The above is the detailed content of Let's talk about numa architecture on Linux (detailed explanation with pictures and text). For more information, please follow other related articles on the PHP Chinese website!

Statement of this Website
The content of this article is voluntarily contributed by netizens, and the copyright belongs to the original author. This site does not assume corresponding legal responsibility. If you find any content suspected of plagiarism or infringement, please contact admin@php.cn

Hot AI Tools

Undresser.AI Undress

Undresser.AI Undress

AI-powered app for creating realistic nude photos

AI Clothes Remover

AI Clothes Remover

Online AI tool for removing clothes from photos.

Undress AI Tool

Undress AI Tool

Undress images for free

Clothoff.io

Clothoff.io

AI clothes remover

AI Hentai Generator

AI Hentai Generator

Generate AI Hentai for free.

Hot Article

R.E.P.O. Energy Crystals Explained and What They Do (Yellow Crystal)
4 weeks ago By 尊渡假赌尊渡假赌尊渡假赌
R.E.P.O. Best Graphic Settings
4 weeks ago By 尊渡假赌尊渡假赌尊渡假赌
R.E.P.O. How to Fix Audio if You Can't Hear Anyone
4 weeks ago By 尊渡假赌尊渡假赌尊渡假赌
WWE 2K25: How To Unlock Everything In MyRise
1 months ago By 尊渡假赌尊渡假赌尊渡假赌

Hot Tools

Notepad++7.3.1

Notepad++7.3.1

Easy-to-use and free code editor

SublimeText3 Chinese version

SublimeText3 Chinese version

Chinese version, very easy to use

Zend Studio 13.0.1

Zend Studio 13.0.1

Powerful PHP integrated development environment

Dreamweaver CS6

Dreamweaver CS6

Visual web development tools

SublimeText3 Mac version

SublimeText3 Mac version

God-level code editing software (SublimeText3)

What is Linux actually good for?
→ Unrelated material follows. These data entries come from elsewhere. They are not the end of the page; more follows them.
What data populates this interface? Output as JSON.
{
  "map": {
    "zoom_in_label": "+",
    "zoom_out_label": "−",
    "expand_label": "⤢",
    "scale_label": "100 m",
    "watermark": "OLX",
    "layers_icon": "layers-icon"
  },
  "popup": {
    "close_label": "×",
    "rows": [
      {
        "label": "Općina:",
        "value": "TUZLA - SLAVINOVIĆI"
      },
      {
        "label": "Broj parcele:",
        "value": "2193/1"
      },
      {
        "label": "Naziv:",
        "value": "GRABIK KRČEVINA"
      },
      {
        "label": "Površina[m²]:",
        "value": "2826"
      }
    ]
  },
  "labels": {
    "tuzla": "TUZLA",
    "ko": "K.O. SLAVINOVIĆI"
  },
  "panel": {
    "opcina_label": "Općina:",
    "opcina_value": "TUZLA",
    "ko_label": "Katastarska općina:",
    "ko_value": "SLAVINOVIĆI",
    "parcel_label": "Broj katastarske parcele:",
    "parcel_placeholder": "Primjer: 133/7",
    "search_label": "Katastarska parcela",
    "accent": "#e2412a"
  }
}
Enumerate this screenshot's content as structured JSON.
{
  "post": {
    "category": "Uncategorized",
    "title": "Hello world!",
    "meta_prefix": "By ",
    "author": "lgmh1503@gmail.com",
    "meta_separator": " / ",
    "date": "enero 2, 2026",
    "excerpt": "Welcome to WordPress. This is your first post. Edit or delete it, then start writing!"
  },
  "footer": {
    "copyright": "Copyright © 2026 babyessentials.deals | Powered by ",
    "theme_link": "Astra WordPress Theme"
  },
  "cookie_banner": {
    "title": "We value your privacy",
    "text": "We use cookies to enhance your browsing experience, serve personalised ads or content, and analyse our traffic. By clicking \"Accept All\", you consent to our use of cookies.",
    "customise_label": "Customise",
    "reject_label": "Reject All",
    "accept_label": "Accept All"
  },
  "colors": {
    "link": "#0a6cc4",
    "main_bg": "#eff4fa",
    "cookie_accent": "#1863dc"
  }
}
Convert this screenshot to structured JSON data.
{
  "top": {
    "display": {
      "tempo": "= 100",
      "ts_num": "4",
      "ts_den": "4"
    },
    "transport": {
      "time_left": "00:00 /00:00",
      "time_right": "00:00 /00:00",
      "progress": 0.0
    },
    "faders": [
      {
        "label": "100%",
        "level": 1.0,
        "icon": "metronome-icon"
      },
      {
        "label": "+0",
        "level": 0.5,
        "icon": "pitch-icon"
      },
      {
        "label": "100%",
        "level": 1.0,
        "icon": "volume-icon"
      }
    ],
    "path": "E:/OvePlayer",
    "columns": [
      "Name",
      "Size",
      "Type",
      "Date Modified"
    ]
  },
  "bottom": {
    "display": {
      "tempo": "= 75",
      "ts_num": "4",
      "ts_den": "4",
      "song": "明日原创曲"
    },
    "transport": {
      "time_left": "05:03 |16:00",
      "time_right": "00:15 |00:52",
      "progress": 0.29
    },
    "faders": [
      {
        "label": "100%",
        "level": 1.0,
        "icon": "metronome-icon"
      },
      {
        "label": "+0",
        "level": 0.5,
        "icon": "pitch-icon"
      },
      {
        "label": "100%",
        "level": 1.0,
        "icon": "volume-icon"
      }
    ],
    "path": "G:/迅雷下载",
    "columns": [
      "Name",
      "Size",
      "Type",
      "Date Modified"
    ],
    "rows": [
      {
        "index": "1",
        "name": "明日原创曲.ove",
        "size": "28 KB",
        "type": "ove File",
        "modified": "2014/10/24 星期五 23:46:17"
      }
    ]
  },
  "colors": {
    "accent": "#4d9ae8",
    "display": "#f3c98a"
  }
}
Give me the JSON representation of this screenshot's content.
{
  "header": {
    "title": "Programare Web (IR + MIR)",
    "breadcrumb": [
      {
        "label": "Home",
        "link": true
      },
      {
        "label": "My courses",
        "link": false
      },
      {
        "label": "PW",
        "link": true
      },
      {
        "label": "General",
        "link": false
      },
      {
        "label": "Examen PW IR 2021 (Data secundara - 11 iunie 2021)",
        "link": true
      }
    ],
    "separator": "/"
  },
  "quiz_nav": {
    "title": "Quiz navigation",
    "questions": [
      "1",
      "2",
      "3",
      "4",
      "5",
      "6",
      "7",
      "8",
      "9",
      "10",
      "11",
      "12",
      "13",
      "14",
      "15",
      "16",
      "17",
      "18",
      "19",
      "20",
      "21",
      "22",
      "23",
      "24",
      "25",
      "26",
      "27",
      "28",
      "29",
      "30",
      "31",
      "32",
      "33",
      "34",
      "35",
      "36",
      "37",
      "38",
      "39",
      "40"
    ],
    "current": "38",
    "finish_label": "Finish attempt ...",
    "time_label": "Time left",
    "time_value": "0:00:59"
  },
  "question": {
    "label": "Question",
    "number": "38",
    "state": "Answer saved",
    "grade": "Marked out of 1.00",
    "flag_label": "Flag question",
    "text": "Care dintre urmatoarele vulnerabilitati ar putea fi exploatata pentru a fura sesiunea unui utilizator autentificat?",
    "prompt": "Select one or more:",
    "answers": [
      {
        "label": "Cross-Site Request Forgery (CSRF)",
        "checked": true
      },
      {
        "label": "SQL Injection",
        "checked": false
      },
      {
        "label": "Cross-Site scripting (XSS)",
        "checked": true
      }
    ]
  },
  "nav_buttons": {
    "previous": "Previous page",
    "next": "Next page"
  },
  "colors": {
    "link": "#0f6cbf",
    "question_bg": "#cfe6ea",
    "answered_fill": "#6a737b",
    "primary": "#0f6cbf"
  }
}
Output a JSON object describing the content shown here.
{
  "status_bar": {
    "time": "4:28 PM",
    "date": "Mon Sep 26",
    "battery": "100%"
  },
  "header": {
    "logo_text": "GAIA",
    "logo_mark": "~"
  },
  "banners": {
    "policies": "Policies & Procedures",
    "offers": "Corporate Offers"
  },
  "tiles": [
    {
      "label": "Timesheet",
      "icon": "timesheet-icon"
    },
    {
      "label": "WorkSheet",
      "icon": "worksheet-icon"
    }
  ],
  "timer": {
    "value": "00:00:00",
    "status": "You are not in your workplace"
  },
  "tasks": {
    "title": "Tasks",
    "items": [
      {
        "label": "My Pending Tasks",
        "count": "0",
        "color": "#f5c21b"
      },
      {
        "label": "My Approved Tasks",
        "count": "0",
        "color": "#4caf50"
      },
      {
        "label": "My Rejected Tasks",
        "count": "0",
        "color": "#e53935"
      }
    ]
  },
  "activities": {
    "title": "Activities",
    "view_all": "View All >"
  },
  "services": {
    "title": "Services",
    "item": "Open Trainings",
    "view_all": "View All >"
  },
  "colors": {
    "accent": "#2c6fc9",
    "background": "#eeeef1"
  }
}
What is Linux actually good for? Apr 12, 2025 am 12:20 AM

Linux is suitable for servers, development environments, and embedded systems. 1. As a server operating system, Linux is stable and efficient, and is often used to deploy high-concurrency applications. 2. As a development environment, Linux provides efficient command line tools and package management systems to improve development efficiency. 3. In embedded systems, Linux is lightweight and customizable, suitable for environments with limited resources.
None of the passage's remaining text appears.